Sharing his last moment with his father with Daily Sun in Kujama, the oldest son of the deceased, Habila Jeremiah, described his late father as a lover of all and a good example of a responsible biological and spiritual father figure.

“The news of my dad’s death came to us as a rude shock. The last moment I had with him was around 1.30pm the day he was killed. I called him over something I wanted him to send to me in Kano because that’s where I am based. But, he could not answer. I then called my younger brother for the same purpose.

“But before my brother could call back, someone called around 2pm and asked me what was happening at Ungwan Mission, Kujama.
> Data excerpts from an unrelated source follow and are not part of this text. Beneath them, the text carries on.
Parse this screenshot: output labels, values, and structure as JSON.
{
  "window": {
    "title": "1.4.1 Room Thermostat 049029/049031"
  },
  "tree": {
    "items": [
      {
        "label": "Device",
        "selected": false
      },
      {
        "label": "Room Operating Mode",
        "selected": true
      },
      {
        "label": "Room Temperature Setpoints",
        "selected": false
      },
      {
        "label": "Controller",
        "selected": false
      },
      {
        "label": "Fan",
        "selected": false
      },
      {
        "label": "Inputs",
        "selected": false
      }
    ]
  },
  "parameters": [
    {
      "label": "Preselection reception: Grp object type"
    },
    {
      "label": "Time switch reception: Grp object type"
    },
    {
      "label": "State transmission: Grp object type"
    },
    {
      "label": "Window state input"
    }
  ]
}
Later, my brother called to inform me that some people had killed our Dad while he was checking one of his rice farms.

“Based on what those who overheard the conversation between my dad and his killers told me, he pleaded with them to even take him with them but they said no because they have been paid to come and kill him. People saw what happened and they brought the news.

“After shooting him in the head, they left him in his pool of blood and went away with his motorcycle, his bag, and his mobile phone which was why our mother could not reach him earlier.

“The government should act because this is getting out of hand. The government should not wait until people resort to self-help because that will be too bad for the country. We demand justice for our father to show if truly the government is committed to our safety.”

Meanwhile, police sources disclosed that there is manhunt for the perpetrators of the evil act.